Rebecca ristette, ancora in piedi. Era stata colta alla sprovvista e lì per lì non seppe cosa rispondere. Lanciò un’occhiata alle due dame e, balbettando, ordinò loro di accompagnare La Blanche nel salone. Fu Limager a chiudere la porta quando furono usciti. Rebecca nel frattempo si era seduta e attendeva che il cavaliere la imitasse. Contro tutte le aspettative, però, quello rimase in piedi e mosse alcuni passi prima di tornare a parlarle.

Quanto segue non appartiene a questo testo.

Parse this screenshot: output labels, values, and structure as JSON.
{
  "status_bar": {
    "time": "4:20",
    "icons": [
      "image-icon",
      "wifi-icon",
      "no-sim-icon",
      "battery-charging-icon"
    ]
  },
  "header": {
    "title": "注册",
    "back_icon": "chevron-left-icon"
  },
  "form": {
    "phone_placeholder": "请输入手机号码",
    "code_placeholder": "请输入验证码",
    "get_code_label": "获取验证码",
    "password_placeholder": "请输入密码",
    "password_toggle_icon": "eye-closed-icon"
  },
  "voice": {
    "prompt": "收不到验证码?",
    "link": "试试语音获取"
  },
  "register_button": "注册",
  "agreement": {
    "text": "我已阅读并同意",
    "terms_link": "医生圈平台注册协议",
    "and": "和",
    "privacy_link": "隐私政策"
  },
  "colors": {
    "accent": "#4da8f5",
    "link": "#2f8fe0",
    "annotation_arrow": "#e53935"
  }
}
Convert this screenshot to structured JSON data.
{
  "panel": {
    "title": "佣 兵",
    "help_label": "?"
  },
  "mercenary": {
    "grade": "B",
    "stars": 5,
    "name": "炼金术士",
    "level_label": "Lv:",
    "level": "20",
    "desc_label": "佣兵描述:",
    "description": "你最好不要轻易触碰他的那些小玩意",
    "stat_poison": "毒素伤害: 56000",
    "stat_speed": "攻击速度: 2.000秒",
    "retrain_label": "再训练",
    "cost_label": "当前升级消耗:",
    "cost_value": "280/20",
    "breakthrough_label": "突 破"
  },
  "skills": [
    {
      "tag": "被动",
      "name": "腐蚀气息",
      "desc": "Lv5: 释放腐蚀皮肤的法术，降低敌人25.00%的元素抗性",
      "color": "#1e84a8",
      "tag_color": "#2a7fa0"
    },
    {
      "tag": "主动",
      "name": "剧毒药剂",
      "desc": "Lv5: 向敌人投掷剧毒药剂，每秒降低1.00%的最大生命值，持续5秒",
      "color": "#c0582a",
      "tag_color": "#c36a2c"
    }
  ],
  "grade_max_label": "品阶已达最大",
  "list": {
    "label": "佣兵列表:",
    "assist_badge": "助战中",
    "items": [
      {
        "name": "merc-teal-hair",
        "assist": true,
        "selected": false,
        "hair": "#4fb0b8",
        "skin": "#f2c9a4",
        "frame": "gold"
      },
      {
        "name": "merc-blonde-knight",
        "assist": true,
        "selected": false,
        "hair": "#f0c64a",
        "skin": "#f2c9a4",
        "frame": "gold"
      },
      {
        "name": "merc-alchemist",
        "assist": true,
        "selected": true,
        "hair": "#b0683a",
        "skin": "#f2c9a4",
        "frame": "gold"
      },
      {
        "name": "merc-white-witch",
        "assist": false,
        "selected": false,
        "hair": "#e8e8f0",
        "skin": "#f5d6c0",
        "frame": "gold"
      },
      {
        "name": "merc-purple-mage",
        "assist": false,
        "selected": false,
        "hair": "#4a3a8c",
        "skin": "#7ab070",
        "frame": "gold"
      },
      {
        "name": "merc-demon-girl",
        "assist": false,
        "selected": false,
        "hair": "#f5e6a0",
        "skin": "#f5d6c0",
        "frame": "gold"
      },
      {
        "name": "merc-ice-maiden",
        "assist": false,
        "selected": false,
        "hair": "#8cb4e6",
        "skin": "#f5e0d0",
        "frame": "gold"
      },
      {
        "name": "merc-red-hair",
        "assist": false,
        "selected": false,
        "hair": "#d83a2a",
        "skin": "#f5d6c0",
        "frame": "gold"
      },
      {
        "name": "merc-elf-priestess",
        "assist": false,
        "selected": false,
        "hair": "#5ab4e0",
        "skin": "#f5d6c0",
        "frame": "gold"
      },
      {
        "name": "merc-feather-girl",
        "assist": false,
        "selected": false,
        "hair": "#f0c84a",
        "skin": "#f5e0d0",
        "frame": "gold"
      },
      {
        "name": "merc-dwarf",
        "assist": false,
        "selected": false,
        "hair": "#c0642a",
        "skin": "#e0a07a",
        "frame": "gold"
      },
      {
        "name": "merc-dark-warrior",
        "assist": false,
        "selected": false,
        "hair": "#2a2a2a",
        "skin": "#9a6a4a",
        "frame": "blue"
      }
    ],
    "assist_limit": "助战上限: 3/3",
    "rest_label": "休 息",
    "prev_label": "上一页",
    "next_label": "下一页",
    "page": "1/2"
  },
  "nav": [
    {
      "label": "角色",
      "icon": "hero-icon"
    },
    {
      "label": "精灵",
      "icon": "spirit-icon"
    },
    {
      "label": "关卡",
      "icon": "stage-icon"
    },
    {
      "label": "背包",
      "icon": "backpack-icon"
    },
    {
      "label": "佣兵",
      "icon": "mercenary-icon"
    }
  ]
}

«Voglio comunicarvi – disse – Un messaggio più segreto da parte del re. E voglio farlo ora e qui perché questo messaggio riguarda entrambi, voi e me»
Rebecca spalancò gli occhi e lo invitò a proseguire senza indugi.
«La vostra condizione non è più sicura e credo che ve ne siate resa conto»
«Certo, ne sono consapevole» ribatté asciutta.
Limager annuì: «Richard si è preoccupato di garantire a voi e agli orfani un futuro al riparo da ritorsioni e da povertà. Ora che il re è morto, la decisione giacerà unicamente nelle vostre mani. Volete che prosegua descrivendovi il pensiero del re?»
Rebecca rabbrividì udendo la parola “orfani” riferita ai suoi bambini; c’era un che di spietato nel modo in cui quella parola era stata proferita, e per un istante la sua mente si offuscò. Poi, tornando padrona di sé, confermò di voler ascoltare quanto il cavaliere aveva da dire.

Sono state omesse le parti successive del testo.